I'm currently working on bits and bobs at the moment: with the weather having suddenly switched from winter straight into mid-summer there's too many jobs in the garden to occupy my time. Its a fact of life that unpainted metal figures have infinite patience, while vegetables require attention when weather permits. And anyone observing Mitchell Towers at just the right time of night will see me out there, torch in hand, engaged in a savage battle of man versus slug.
One task have have finally gotten round to is to add a little polish to the river sections I created for BlastHof (hence the Cheesy title). The most accurate representation of a stream would use subtle colouring to indicate the reflection of sky and banks in the water. I decided that wouldn't do at all though. I think that with 'water' thats really no more than a few coats of varnish, this would not give the effect of depth that I want.
So my stream sections use a black undercoat with nothing more than a fairly light drybrushing of medium blue on top. The drybrushing is concentrated towards the centre of the stream so that its 'banks' are casting their shadows. Its not realistic: I don't think I've ever seen a stretch of water at all like this, but it does give the impression of something with a depth of more than a fraction of a millimetre.
I've glued sand onto the banks themselves using PVA. I also experimented with using static grass to represent aquatic plants at the stream borders, but this didn't work too well so I abandoned it after a bit. I think you'd need larger bristles to represent this type of vegetation. There are other embellishments that could be added - such as grit to represent rock - but as stuff like this would make it harder to place figures I think we are moving away from practical wargames terrain into the province of diorama makers. After all, I've already deviated far from the chalked-on water features in Charge!.
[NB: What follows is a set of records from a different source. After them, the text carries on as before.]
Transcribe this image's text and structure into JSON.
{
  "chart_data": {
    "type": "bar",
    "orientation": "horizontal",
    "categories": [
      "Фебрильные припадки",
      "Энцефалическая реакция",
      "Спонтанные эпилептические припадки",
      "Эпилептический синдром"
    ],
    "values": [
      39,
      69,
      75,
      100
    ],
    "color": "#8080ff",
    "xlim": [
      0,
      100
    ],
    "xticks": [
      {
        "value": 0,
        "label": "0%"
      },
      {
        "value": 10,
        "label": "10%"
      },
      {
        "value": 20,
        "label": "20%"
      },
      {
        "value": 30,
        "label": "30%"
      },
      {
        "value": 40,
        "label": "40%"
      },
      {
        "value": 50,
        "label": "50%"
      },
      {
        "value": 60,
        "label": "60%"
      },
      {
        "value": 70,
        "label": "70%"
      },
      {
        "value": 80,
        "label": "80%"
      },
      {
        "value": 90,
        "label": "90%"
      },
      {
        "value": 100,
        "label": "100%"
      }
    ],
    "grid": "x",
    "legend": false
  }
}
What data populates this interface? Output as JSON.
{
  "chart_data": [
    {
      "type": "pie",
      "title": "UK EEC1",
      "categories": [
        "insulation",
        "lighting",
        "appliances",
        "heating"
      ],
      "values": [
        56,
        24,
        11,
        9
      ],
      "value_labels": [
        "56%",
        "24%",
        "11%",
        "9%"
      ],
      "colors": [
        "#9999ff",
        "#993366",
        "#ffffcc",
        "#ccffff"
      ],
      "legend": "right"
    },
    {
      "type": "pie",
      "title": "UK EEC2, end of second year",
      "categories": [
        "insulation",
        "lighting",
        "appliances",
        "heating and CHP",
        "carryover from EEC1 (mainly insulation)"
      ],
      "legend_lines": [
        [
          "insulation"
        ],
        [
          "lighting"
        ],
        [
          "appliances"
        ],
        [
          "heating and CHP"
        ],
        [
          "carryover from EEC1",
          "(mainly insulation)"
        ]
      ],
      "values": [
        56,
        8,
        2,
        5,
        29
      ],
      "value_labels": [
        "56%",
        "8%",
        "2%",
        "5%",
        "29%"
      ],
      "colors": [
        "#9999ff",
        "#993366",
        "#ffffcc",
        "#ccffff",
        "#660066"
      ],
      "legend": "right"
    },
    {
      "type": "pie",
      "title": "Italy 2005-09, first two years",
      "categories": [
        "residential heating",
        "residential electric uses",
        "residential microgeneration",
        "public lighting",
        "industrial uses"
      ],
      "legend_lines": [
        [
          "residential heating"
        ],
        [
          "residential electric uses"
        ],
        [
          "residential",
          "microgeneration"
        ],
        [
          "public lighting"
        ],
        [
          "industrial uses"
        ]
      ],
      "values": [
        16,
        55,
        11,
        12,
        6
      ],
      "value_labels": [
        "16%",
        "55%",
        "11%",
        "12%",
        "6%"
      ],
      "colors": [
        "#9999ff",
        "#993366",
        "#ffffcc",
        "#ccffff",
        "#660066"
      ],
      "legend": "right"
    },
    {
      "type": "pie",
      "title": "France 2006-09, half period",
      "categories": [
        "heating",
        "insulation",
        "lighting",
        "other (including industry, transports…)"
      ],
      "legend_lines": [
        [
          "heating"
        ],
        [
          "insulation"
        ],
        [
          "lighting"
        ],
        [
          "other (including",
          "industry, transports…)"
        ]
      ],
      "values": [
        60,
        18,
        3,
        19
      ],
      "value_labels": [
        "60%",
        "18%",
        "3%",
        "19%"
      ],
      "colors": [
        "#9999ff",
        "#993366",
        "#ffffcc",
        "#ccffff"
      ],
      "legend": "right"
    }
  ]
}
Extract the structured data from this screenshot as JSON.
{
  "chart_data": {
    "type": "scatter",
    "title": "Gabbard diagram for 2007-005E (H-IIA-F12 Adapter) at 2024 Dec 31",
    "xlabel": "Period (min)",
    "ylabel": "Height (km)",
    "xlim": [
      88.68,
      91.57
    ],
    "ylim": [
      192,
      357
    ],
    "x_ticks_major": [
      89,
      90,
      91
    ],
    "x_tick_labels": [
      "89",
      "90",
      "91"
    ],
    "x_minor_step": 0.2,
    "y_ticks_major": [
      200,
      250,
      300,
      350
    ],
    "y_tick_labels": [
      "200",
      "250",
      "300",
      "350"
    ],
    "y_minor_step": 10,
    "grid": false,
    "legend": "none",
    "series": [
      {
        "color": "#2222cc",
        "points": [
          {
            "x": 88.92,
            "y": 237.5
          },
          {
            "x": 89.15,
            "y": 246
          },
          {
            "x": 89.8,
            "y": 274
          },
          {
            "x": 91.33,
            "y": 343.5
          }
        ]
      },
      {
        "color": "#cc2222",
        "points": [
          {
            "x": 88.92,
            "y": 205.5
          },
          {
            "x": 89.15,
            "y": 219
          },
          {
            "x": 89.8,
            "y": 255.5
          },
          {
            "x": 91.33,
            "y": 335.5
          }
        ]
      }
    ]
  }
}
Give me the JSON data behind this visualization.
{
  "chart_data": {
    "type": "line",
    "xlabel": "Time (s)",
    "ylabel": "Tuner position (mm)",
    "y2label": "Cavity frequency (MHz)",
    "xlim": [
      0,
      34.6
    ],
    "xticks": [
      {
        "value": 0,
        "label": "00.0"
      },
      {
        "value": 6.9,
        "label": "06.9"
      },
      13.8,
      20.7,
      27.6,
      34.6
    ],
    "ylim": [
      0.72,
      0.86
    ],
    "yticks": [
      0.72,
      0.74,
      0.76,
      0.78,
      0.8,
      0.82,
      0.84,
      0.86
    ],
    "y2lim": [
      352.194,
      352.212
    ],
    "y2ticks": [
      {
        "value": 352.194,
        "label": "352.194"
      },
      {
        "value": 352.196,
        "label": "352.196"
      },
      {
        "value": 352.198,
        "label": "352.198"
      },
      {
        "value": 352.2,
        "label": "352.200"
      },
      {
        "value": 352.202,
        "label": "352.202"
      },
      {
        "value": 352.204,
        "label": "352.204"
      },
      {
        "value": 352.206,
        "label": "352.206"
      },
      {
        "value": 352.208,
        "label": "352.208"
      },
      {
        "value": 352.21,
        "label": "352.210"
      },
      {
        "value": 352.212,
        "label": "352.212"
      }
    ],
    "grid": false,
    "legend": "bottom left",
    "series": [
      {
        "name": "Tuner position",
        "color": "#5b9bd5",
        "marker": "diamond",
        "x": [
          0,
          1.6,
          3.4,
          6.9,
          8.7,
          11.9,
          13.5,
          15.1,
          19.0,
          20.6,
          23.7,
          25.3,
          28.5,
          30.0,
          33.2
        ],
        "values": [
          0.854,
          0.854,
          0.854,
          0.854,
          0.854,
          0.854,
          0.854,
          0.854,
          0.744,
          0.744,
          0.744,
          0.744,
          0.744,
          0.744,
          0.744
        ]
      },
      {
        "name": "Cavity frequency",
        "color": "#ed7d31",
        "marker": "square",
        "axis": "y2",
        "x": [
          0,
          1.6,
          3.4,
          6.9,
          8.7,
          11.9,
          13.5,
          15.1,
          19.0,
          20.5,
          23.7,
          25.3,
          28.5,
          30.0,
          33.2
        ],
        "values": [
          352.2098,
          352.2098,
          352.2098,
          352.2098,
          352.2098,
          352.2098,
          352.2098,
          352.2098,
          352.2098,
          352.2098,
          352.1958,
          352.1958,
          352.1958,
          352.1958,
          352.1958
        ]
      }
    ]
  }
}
On the figures front, I'm slowly painting an officer to lead the Cuirassiers. The Suren figure has its hand sticking out to the front in an attitude that doesn't seem to serve any particular purpose. So I decided to bend this down to a position close to the reins; a pose that looks far more natural. The problem here, of course, is that metal figures don't have elbows so the entire upper arm bends in a gradual curve rather than getting a sharp bend at just the elbow (which would probably snap the arm if you managed it anyway). To fix this I filled in the inside of the arm with milliput and then filed the outside of the arm to remove the curve.
As the only officer painted so far, this gentleman will get to lead the entire regiment (albeit of only two squadrons at the moment). Later on he'll be demoted to squadron commander: the final complement of officers will have two more like him, plus a converted 'special' in overall command.
Suren Cuirassier Officer (Stadden Horse)
I am starting to think I ought to photo my figures before I start painting them: I can see a bit of mold line in the photo that had quite escaped my notice. Oh well, time to get the file out.